One of these officers, Dr Saeed Baloch, has been eligible for promotion for the last six years to the post of the department’s director general, a position that will automatically make him the head of the mines committee. The other officer is Zarbat Khan who could have become a director of the department two years ago, and thereby a member of the committee, but has not. Taking advantage of the undefined rules to govern the working of the department, the ministers appoint their favourites but theoretically ineligible and junior officers to these posts and thereby influence the process of issuing licences and leases, the source adds.

Siddiq Raisani, the owner of several mining companies, goes a step further in blaming the politicians. It is not just the minister for mines and minerals who is involved in subverting the rules for issuing licences, he alleges, and adds that half of Balochistan’s cabinet is doing the same thing because many provincial ministers either have shares in mining companies or own them fully.

In Balochistan’s provincial capital Quetta, stories about ministers and senior government officials owning mining companies through their frontmen are rife even when it is almost impossible to find the paper trail linking a particular minister or official to a particular company. As of now, nearly 400 individuals and companies hold prospecting licenses for 32 minerals in the province and cabinet ministers and government functionaries have stakes in many of these companies through proxies, says the government source.

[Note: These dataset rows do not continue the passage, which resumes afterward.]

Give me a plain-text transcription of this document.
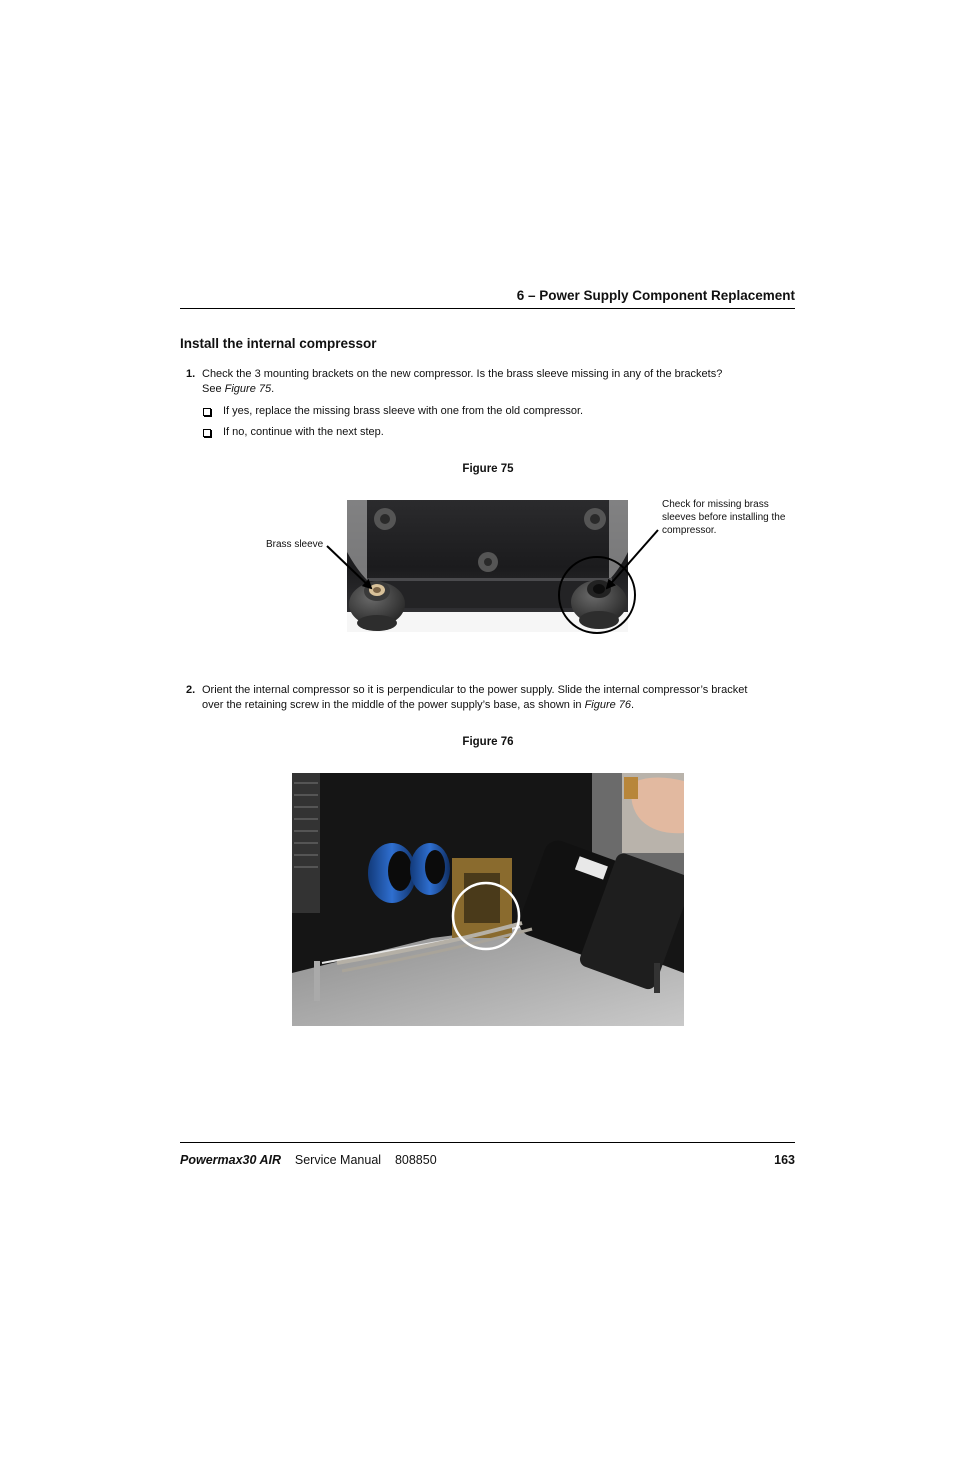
6 – Power Supply Component Replacement
Install the internal compressor
1. Check the 3 mounting brackets on the new compressor. Is the brass sleeve missing in any of the brackets?
See Figure 75.
If yes, replace the missing brass sleeve with one from the old compressor.
If no, continue with the next step.
Figure 75
Brass sleeve
Check for missing brass
sleeves before installing the
compressor.
2. Orient the internal compressor so it is perpendicular to the power supply. Slide the internal compressor’s bracket
over the retaining screw in the middle of the power supply’s base, as shown in Figure 76.
Figure 76
Powermax30 AIR Service Manual 808850	163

The provincial government officials that were willing to speak on the matter say there is no way to stop people from forming and running mining companies on the allegation that they enjoy political backing. The law does not bar even ministers and serving government officials from owning mining companies, they add.

But the Herald’s source in the mining department claims that the politically connected companies always get a better deal. “The ministers not only manage to get new prospecting licences and fresh mining leases for thousands of acres of lands [for the companies they support and sponsor], they also have their men sitting in the mines committee who transfer existing leases, without informing the original lease holders, to the [ministers’ favoured firms],” he says.

A December 2010 ruling of the Balochistan High Court verifies this. In 2007, Pakistan Petroleum Limited (PPL) received a prospecting licence for iron ore for 2,006.12 acres of land in Pachin Koh, in Chagai district’s Nokundi area. Subsequently, the mines committee issued a mining lease to PPL that came into effect from January 2007 and was valid for the next 20 years. OnJune 7, 2010, the mines committee issued a show-cause notice to PPL, telling it that its lease area could be reduced because it had kept the site underutilised for a long time. Though the committee gave the PPL 30 days to file a reply, it allotted 929.75 acres of the land under the company’s lease to another firm, M/s Shahnawaz Pumice, before the expiry of that period. The PPL lodged an appeal against this before the secretary of the Mines and Minerals Development Department. When he did not take any decision, PPL filed a petition at the Balochistan High Court which set aside the orders of the mines committee and observed: “It was expected that [the secretary], with whom the petitioner (PPL) had filed the appeal along with a stay application, would have acted in this case of blatant violation of the rules … but instead [the secretary] virtually sat on the appeal.”

A source claims that it is only on paper that M/s Shahnawaz Pumice is owned by one Shahnawaz, a poor man from Chagai. He was made the owner of the company because the Balochistan Mineral Rules 2002 require that a company applying for and getting a prospecting licence in a district must have a local person as a shareholder. The firm is actually formed and run by one Shabbir Mengal who is publicly known in Quetta as a frontman for several ministers of the Balochistan cabinet, the source says.

In a clear acknowledgement of unwarranted interference in mining affairs, the World Bank review report recommended eliminating discretionary ministerial and official powers from the process of granting or refusing mining licences and leases. Instead, those powers appear to have become even stronger.

Another major consequence of the provincial ministers’ blatant involvement in mineral affairs is that Balochistan has registered hardly any increase in its royalty receipts from minerals over the last many years. Since most current cabinet members have also been a part of the provincial cabinets in successive previous governments, they are reported to have ensured that royalties remain low. For instance, in 2010, the provincial mines and mineral department suggested imposing a royalty of 170 rupees on every tonne of coal mined in the province but the provincial cabinet approved only 70 rupees a tonne as royalty, officials reveal.

Balochistan Chief Secretary Ahmed Bukhsh Lehri, however, denies that this is an issue. He says that until recently the provincial government was actually spending from its own kitty to encourage coal mining in Balochistan. “The coal miners were receiving subsidy rather than paying any royalty,” he explains. So, any money coming in as royalty, no matter how small, is an improvement.